La trappola del rimpasto di Governo
Perciò Conte, dopo aver liberato un po’ di poltrone, dovrebbe compiere un ulteriore miracolo: accontentare l’intera maggioranza che lo sostiene, incominciando da Matteo Renzi che pretende un ministero in più; con il Pd che non glielo vuol dare; coi Cinque stelle che non sanno cosa volere. E tutto questo nel migliore dei casi, perché la maionese potrebbe impazzire.
Per esempio: se qualche ministra rispondesse seccamente no, “col cavolo che mi dimetto”, e si mostrasse determinata a resistere, Conte non saprebbe come farla fuori.
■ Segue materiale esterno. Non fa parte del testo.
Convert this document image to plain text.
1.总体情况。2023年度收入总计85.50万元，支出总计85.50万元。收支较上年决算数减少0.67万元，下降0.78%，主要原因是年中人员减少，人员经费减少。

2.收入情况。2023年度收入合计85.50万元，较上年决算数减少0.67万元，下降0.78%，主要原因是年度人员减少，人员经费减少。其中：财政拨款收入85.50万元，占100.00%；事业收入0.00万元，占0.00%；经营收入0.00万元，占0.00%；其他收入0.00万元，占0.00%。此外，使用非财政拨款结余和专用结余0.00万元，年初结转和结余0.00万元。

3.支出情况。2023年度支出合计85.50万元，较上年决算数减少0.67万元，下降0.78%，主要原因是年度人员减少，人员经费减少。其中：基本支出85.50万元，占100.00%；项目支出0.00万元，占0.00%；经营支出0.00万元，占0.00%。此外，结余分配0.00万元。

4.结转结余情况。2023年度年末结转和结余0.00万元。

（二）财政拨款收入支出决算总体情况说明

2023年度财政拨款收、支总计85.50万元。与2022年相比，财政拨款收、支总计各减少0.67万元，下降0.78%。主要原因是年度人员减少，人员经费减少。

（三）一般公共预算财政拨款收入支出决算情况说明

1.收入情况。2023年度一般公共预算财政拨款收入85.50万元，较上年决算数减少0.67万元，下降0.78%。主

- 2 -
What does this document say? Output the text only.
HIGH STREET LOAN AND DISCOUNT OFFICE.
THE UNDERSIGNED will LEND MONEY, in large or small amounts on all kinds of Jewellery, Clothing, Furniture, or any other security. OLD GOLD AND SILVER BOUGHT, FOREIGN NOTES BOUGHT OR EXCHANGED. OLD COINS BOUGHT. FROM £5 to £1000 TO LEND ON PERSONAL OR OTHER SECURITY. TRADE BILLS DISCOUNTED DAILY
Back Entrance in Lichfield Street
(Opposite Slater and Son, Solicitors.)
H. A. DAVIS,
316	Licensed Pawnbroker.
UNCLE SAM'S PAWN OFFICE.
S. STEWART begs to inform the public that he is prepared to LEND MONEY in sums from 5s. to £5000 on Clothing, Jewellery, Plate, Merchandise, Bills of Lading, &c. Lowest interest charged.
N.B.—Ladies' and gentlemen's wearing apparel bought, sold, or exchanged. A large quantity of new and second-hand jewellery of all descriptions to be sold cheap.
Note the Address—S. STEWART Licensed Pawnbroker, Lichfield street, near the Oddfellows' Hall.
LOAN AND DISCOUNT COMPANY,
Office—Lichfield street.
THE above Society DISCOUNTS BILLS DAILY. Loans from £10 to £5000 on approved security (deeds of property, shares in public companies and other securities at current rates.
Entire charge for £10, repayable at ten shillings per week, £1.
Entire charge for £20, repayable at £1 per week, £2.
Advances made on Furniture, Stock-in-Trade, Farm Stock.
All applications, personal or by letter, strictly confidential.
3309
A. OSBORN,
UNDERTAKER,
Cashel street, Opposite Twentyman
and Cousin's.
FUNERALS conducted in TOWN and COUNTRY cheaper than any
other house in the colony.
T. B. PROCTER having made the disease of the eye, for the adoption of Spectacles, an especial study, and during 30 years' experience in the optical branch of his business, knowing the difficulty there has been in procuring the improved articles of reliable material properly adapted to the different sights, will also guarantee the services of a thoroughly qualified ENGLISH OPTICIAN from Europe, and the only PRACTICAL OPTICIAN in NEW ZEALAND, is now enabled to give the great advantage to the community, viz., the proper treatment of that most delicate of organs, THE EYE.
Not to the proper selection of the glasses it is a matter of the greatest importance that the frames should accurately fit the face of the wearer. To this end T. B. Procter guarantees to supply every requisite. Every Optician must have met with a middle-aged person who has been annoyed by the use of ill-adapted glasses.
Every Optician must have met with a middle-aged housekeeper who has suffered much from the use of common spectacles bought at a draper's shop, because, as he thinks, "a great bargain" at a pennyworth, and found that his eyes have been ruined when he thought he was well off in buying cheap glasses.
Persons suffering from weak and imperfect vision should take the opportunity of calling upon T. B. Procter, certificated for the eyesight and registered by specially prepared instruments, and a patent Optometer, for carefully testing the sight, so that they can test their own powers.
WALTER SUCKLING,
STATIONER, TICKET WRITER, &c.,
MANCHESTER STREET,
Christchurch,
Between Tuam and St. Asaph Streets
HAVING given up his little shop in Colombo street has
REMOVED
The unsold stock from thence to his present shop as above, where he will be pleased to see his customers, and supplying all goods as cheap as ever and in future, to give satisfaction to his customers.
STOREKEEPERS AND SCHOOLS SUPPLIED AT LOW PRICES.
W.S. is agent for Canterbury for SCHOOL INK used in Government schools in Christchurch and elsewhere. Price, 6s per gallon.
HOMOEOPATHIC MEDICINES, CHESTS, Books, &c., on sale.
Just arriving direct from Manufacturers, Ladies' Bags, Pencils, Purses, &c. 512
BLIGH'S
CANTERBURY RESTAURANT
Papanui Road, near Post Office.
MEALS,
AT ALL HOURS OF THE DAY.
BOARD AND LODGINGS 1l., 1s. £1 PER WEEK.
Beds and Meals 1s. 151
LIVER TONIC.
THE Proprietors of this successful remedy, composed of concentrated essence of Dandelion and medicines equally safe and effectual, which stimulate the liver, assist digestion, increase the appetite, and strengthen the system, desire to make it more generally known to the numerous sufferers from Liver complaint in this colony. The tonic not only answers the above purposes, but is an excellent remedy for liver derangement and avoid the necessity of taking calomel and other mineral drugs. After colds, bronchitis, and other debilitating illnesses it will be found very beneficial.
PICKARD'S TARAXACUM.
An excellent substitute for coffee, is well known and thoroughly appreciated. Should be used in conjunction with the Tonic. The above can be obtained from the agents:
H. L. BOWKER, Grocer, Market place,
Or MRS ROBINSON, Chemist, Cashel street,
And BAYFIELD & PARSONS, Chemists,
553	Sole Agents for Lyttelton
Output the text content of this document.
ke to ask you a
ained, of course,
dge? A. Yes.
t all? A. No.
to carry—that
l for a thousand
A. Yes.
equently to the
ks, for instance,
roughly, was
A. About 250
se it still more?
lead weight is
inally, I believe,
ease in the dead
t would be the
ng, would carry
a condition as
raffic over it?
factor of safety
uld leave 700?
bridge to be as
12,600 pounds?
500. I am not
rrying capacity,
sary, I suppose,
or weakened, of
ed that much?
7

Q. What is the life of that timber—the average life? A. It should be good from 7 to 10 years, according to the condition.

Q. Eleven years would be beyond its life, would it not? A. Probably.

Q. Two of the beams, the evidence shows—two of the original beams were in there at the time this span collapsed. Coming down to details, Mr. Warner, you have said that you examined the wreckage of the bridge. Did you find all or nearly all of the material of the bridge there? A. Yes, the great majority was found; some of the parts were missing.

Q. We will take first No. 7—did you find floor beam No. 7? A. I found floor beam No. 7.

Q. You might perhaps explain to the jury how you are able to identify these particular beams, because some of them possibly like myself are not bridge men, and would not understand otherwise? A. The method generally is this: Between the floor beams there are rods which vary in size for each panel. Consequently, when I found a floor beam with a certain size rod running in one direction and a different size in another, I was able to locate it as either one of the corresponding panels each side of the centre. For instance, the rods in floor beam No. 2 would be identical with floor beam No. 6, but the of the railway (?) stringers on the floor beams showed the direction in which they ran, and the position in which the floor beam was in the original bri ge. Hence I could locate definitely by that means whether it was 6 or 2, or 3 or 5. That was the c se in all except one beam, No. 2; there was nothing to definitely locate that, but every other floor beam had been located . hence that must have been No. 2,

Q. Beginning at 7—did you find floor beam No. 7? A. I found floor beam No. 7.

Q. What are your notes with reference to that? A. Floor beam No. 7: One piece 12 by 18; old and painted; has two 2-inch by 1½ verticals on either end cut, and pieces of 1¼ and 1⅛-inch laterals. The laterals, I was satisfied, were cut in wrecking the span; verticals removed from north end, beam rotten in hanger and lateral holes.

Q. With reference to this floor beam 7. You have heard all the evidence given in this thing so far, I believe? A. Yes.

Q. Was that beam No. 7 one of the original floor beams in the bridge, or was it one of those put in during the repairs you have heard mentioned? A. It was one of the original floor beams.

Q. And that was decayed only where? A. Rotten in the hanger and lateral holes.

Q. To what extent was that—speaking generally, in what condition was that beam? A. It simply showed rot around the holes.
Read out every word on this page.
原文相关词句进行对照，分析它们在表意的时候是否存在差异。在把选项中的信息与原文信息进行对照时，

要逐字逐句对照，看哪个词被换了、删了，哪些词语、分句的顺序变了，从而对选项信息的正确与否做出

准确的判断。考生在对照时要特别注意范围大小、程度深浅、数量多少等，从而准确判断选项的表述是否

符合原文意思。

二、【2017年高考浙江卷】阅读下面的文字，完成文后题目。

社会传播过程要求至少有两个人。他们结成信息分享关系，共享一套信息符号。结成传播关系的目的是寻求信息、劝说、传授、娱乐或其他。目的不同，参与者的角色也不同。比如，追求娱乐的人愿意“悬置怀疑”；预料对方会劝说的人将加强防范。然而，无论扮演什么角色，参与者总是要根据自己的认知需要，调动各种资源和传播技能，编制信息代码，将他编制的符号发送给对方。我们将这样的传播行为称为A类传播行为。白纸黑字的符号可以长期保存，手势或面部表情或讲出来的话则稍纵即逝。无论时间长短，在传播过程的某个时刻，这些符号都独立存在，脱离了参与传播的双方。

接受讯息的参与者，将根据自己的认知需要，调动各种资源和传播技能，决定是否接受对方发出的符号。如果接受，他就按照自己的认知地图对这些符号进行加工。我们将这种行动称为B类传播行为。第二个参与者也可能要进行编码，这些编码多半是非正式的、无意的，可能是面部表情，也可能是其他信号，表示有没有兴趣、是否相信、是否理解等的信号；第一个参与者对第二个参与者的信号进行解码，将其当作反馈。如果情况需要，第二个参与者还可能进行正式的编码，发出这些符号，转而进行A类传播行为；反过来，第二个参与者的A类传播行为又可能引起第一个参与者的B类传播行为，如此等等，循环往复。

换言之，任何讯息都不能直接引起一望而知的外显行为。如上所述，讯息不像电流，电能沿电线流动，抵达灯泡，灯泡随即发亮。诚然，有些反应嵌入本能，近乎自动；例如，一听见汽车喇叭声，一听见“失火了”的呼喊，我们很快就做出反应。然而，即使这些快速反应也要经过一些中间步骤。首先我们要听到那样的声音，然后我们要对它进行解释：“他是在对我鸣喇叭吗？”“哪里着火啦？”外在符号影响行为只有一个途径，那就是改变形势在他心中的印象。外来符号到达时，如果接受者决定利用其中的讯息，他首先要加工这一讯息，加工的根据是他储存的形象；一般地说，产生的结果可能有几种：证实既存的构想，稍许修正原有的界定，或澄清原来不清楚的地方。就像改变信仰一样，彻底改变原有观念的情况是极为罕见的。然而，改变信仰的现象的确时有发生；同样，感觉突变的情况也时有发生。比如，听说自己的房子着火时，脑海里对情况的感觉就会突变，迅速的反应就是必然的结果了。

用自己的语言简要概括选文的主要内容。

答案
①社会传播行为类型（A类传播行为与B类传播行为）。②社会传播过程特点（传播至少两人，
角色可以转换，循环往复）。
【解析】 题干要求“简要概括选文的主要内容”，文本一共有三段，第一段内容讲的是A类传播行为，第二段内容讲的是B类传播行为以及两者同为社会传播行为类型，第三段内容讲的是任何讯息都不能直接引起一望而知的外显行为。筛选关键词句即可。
Colpa dei nostri Padri costituenti i quali, nello scrivere l’articolo 92, dimenticarono di prevedere un potere di revoca in capo al premier. Ecco una vera riforma mancata, di cui però nessuno si cura: la possibilità di avvicendare i ministri. Col risultato che questi, una volta nominati dal presidente della Repubblica, diventano tutti inamovibili. Imbullonati alle loro poltrone. Per schiodarli contro la loro volontà esistono due sole maniere. La prima è una mozione individuale di sfiducia votata dalla stessa maggioranza. C’è un precedente nella storia e risale al 1995, quando l’allora Guardasigilli Filippo Mancuso venne cacciato dal governo Dini per avere disposto delle ispezioni (allora considerate sacrileghe) sull’operato del “pool” di Mani Pulite. Ma Conte quali delitti potrebbe addossare alle sue ministre? Al massimo di non combinare nulla.
L’altra strada è azzerare tutto con una bella crisi: allora sì che il premier potrebbe ridisegnare l’intera squadra, liberandosi dei pesi morti. Sarebbe la via maestra o, se si preferisce, l’uovo di Colombo. Però Conte, qualora scegliesse di aprire la crisi, dovrebbe a sua volta dimettersi; dopodiché non è detto che riceverebbe di nuovo l’incarico. Durante le consultazioni sul Colle a qualcuno, magari, potrebbe venire in mente di proporre un nome diverso dal suo; Mattarella sarebbe obbligato a prenderne atto e così Conte, in un amen, verrebbe risucchiato nel mondo degli ex. Ecco perché, quando gli parlano di rimpasto, il presidente del Consiglio finge di non sentire. Mena il can per l’aia. E intanto si tiene strette le sue ministre, comprese le più improbabili.